Building a portfolio of stocks that pay dividends can be a great way for me to generate passive income. But dividend stocks can be risky. When the underlying businesses go through difficult times — as all businesses do — the dividend payments can drop, causing the share price to fall.
I’ve developed a plan for building a passive income portfolio while trying to limit the risk associated with individual stocks. And no amount of money is too small to get started — I could do it with as little as £2 per day.
Macroeconomics
The plan involves concentrating on two macroeconomic factors — inflation and GDP growth. At any given time, one of four things can be happening.
- Both inflation and GDP growth are accelerating
- Both inflation and GDP growth are decelerating.
- Inflation is accelerating, GDP growth is decelerating.
- Inflation decelerating, GDP growth is accelerating.
Different types of company perform well in different macroeconomic situations. Accordingly, the plan is to invest in stocks in different sectors. If this is successful, the result will be a portfolio where there’s always something that’s doing well and always something that is available to buy.

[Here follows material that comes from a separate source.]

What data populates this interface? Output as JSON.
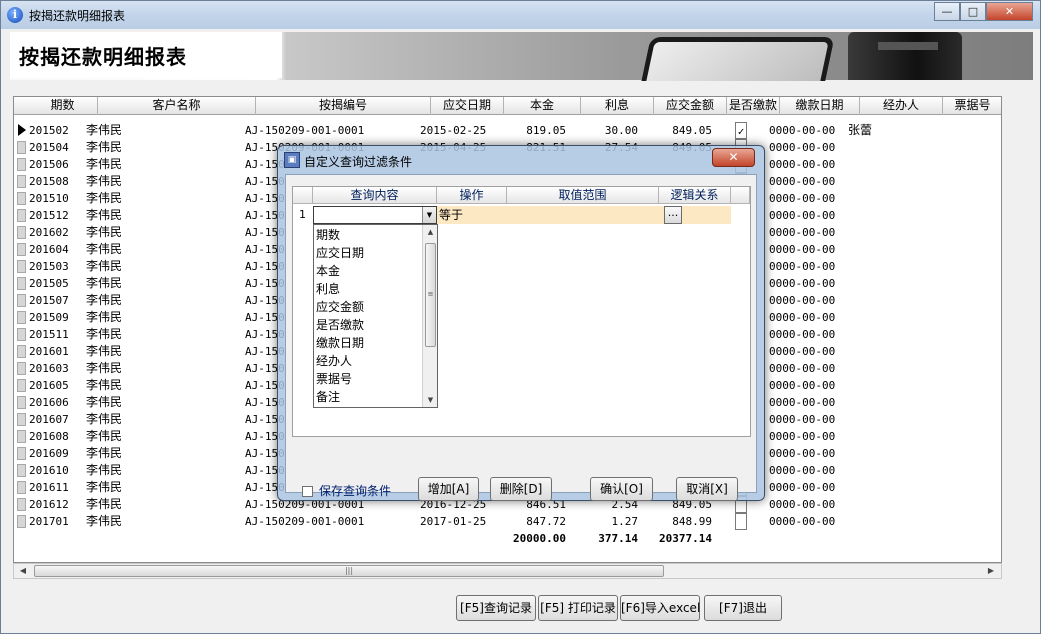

The plan is inspired by Ray Dalio’s all-weather approach to investing. But where Dalio invests across various asset classes, including bonds and commodities, I’m going to concentrate on stocks.
Environment 1
When inflation and GDP growth are both accelerating, consumer discretionary companies and energy companies tend to do well. Accelerating GDP growth provides a benefit for consumer discretionary companies and energy companies benefit from rising commodity prices. To prepare for this type of environment, I’d look at having shares in companies like Howden Joinery and Enterprise Products Partners in my portfolio.
Environment 2
Healthcare companies and consumer staples companies fare well in an environment where inflation and GDP growth are both decelerating. Healthcare companies are immune to the effects of decelerating GDP growth. Consumer staples companies benefit from lower costs of raw materials when inflation is decelerating. Two companies that I have in my portfolio to prepare for this situation are Bristol-Myers Squibb and Reckitt.
Environment 3
To prepare for a situation where inflation and GDP growth is slowing down (sometimes called stagflation), I’d look to own shares in REITs and utilities. Both of these companies own substantial tangible assets and this gives them protection from inflation and the effects of decelerating GDP growth. Companies that I think are attractive here include NextEra Energy and Realty Income.
Environment 4
Lastly, inflation could slow down while GDP growth increases. In this situation, I’d like to own technology companies and basic materials companies. Both should benefit from the acceleration in GDP growth without having to be concerned with inflation. Two companies that I think are attractive here are Microsoft and Rio Tinto.
Summary
Nothing is guaranteed in investing and no portfolio is completely immune from stock market vicissitudes. buying and holding shares in a diverse range of sectors, I am to develop a portfolio that will produce passive income consistently in any macroeconomic environment.
What could £2 a day achieve? The above portfolio has a dividend yield of 4.71%. Depositing £2 a day and compounding at 4.71% (which isn’t guaranteed) should generate £51 in year one. That’s not much. But if I can keep adding, compound interest takes the return to £464 in year 10, £1,181 in year 20, and £2,329 in year 30. And that’s just with £2 a day.